Os carbonários pretendiam infiltrar-se no clero. Em 18 de janeiro de 1822, o “Piccolo Tigre” escreveu aos afiliados da região italiana do Piemonte: “Servindo-vos do pretexto mais fútil, mas nunca político ou religioso, criai vós mesmos, ou ainda melhor, fazei com que sejam criadas por outros, associações que tenham como fim o comércio, a indústria, a música, as belas artes. Reuni em um lugar qualquer, inclusive nas sacristias e nas capelas, os vossos seguidores que ainda não sabem de nada; ponde-os sob a guia de um sacerdote virtuoso, conhecido, mas crédulo e fácil de enganar; infiltrai o veneno nos corações eleitos, infiltrai-o em pequenas doses e como que por casualidade; a seguir, vós mesmos vos surpreendereis com o vosso êxito”.

Alguns anos mais tarde, o “primo” Vindice sintetiza assim o objetivo dos carbonários: “Começamos uma corrupção em grande escala, a corrupção do povo através do clero e a do clero por meio nosso, a corrupção que, sem dúvida, nos levará um dia a sepultar a Igreja”.

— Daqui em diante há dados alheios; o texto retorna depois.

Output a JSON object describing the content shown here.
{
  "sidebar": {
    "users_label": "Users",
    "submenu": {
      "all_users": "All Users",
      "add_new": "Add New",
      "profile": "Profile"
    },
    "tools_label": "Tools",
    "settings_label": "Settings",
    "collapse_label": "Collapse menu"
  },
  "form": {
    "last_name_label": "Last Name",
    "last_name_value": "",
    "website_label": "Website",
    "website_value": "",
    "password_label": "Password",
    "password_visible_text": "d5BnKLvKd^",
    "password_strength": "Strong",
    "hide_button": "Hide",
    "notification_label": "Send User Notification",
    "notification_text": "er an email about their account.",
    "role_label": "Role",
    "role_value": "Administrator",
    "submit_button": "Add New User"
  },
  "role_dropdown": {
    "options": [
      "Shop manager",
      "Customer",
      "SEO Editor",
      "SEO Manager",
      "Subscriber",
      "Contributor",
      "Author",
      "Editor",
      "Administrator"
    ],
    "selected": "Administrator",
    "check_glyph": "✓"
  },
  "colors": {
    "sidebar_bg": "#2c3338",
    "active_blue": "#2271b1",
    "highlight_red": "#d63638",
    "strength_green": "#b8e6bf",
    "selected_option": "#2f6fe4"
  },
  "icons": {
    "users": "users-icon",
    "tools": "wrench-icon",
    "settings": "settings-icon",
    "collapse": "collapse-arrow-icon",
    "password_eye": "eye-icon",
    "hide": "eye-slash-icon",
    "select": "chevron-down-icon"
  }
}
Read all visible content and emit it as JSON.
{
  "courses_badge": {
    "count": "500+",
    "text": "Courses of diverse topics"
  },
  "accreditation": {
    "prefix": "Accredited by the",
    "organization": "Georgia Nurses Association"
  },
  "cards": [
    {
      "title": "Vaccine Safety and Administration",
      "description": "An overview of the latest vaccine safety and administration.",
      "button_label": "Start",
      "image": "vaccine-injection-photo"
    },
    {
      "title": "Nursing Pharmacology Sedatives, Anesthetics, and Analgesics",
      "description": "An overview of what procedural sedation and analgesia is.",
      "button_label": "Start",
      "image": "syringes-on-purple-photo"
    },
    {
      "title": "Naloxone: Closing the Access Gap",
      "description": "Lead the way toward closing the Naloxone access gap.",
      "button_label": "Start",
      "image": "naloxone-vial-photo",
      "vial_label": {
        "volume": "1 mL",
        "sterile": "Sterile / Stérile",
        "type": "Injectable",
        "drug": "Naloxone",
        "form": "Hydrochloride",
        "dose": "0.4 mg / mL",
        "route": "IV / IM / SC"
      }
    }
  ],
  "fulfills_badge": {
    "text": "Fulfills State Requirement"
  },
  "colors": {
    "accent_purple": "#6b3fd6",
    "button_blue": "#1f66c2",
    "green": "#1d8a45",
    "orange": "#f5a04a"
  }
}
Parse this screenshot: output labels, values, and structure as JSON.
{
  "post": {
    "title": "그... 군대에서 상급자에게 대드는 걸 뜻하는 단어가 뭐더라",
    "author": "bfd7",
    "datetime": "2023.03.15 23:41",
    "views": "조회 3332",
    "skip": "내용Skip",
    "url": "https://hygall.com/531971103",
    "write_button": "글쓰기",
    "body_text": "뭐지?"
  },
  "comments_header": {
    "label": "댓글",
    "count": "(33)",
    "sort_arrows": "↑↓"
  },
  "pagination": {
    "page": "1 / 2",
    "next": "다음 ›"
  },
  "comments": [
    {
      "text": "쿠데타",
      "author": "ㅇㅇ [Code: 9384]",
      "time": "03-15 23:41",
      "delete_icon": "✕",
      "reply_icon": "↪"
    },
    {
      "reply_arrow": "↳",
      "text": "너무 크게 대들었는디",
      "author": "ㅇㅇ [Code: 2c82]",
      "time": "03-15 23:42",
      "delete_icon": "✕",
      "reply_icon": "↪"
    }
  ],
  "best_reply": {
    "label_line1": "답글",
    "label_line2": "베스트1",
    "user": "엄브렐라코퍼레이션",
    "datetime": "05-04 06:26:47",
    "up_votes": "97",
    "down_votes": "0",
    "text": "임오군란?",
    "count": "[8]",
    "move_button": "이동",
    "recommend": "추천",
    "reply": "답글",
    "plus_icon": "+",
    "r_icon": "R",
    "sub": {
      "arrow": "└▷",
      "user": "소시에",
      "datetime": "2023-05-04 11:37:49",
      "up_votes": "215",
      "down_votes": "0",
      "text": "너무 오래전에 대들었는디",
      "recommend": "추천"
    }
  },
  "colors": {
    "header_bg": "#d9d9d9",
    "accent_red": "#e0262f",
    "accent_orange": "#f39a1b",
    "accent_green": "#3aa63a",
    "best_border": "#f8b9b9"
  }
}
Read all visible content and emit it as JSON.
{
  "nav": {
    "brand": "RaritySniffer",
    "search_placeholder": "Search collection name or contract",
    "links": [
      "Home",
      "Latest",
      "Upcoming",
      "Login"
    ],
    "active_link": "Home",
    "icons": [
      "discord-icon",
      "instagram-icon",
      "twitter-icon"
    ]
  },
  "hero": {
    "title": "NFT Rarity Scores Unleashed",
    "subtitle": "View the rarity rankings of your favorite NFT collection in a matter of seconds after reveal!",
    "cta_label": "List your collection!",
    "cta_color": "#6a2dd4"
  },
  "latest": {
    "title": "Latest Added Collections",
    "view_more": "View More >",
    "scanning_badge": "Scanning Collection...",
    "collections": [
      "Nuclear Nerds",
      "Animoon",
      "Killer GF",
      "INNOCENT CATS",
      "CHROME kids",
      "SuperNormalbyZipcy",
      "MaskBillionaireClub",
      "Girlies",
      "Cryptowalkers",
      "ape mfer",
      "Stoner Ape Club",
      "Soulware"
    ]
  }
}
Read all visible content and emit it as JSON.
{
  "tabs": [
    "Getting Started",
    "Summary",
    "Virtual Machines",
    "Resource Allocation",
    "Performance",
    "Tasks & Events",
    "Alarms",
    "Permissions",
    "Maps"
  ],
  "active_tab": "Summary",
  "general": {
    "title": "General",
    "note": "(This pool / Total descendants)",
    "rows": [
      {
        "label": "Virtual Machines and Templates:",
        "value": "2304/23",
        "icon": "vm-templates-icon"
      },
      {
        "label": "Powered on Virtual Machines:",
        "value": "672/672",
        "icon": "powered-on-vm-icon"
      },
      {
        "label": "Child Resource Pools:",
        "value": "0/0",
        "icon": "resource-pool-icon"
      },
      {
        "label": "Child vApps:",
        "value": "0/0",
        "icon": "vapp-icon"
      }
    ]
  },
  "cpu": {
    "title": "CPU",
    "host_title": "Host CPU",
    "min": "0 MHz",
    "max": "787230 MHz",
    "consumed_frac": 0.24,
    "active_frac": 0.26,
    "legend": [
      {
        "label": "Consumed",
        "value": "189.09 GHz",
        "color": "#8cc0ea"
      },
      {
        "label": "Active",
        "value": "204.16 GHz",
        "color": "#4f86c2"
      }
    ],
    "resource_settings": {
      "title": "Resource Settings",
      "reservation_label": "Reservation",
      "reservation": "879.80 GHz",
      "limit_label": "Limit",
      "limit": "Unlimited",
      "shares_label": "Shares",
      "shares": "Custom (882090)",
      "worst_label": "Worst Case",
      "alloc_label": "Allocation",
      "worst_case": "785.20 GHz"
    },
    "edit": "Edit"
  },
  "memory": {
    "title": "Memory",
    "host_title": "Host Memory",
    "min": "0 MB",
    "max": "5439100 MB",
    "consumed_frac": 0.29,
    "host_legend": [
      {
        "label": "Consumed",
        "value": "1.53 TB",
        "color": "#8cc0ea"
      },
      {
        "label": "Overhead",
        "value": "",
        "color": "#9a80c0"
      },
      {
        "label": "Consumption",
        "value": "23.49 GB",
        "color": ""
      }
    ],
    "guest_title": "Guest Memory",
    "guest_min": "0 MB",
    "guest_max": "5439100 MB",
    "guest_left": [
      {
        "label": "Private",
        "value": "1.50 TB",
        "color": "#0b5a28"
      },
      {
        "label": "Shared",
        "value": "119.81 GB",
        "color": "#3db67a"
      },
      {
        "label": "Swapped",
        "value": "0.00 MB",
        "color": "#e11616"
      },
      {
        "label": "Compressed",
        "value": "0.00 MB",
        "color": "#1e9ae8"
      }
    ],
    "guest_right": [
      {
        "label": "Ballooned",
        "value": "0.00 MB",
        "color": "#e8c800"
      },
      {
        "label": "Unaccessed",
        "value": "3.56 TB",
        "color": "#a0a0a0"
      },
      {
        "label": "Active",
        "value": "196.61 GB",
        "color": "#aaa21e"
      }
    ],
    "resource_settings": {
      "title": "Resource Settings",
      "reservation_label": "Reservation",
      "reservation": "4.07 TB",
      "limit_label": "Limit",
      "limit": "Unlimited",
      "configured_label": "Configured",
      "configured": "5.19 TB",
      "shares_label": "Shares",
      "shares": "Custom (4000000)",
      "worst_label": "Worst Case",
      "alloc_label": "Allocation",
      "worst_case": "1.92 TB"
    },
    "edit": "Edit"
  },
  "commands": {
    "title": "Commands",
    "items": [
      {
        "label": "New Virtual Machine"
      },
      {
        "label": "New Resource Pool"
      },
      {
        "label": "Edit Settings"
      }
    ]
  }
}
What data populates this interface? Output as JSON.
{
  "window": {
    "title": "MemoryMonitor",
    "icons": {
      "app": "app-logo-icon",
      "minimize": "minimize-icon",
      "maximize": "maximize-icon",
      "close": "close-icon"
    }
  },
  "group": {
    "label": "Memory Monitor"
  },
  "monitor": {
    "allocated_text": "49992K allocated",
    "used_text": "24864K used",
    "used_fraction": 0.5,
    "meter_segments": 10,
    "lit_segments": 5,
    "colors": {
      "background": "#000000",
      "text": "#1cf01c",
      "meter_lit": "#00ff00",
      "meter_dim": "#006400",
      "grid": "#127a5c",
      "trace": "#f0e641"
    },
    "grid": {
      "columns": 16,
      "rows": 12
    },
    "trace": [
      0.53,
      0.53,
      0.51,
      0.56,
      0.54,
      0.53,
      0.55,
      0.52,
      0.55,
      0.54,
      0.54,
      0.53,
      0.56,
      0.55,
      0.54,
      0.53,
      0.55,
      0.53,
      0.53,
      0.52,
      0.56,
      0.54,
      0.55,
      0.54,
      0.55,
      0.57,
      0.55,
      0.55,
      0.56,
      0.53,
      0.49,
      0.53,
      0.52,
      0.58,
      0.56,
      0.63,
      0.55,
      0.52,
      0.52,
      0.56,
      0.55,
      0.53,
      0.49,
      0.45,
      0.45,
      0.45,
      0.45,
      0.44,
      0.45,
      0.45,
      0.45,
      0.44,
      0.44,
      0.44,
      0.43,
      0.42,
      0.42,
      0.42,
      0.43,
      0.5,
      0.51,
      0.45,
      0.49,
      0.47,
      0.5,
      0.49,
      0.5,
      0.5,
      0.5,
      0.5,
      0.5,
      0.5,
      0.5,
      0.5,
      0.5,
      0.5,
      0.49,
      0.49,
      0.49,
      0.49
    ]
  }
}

“Segredo, juramento, nenhum escrúpulo no uso de qualquer meio (porque, para eles, o fim justifica os meios), calúnia, mentira, homicídio, são as armas a que as associações secretas recorrem para levar os seus planos a termo”, afirma a especialista. O juramento, em particular, acompanha todos os avanços nos graus maçônicos. No momento da entrada na loja como aprendiz, o candidato jura assim: “Prometo não revelar jamais os segredos da Livre Maçonaria; não dar a conhecer a ninguém o que me será exposto, sob pena de me cortarem a garganta, me arrancarem o coração e a língua, me rasgarem as entranhas, cortarem meu corpo em pedaços, queimarem-no e o reduzirem a pó a ser espalhado ao vento para execrada memória e eterna infâmia”.

A denúncia dos papas

Começando por Clemente XII, todos os papas denunciam com firmeza, coragem, patriotismo e mediante análises filosóficas e históricas detalhadas os propósitos revolucionários das lojas que, exaltando a “liberdade”, procuram a liberdade apenas para si próprias, formando dentro dos países uma espécie de “estado no estado”, que dita por lei todos os aspectos da vida pública.

Em 1864, pouco depois do mérito “grandioso” que as lojas atribuem a si mesmas por terem desencadeado o maior ataque contra a Igreja católica na sua pátria de eleição (Roma e a Itália), os artigos 3 e 7 das constituições da maçonaria italiana estabelecem: “Art. 3. Sua finalidade [da maçonaria] direta e imediata é concorrer eficazmente à realização progressiva destes princípios na União, para que se tornem gradualmente lei efetiva e suprema de todos os atos da vida individual, doméstica e civil”; “Art. 7. A meta última dos seus trabalhos é a de reunir todos os homens livres numa grande família, que possa pouco a pouco suceder todas as seitas fundadas na fé cega e na autoridade teocrática, todos os cultos supersticiosos, intolerantes e inimigos entre si, a fim de construir a verdadeira e única igreja da Humanidade”.

“Personificação permanente da revolução, [a maçonaria] constitui uma espécie de sociedade ao contrário, cujo fim é um predomínio oculto sobre a sociedade visível e cuja razão de ser consiste na guerra contra Deus e a sua Igreja”, escreve Leão XIII em 1902, pouco antes de morrer.

“A firme condenação da Igreja contra a maçonaria”, conclui Pellicciari, “contra todo tipo de maçonaria vale até hoje, como recordou explicitamente o cardeal Ratzinger na declaração sobre a maçonaria, de 1983”.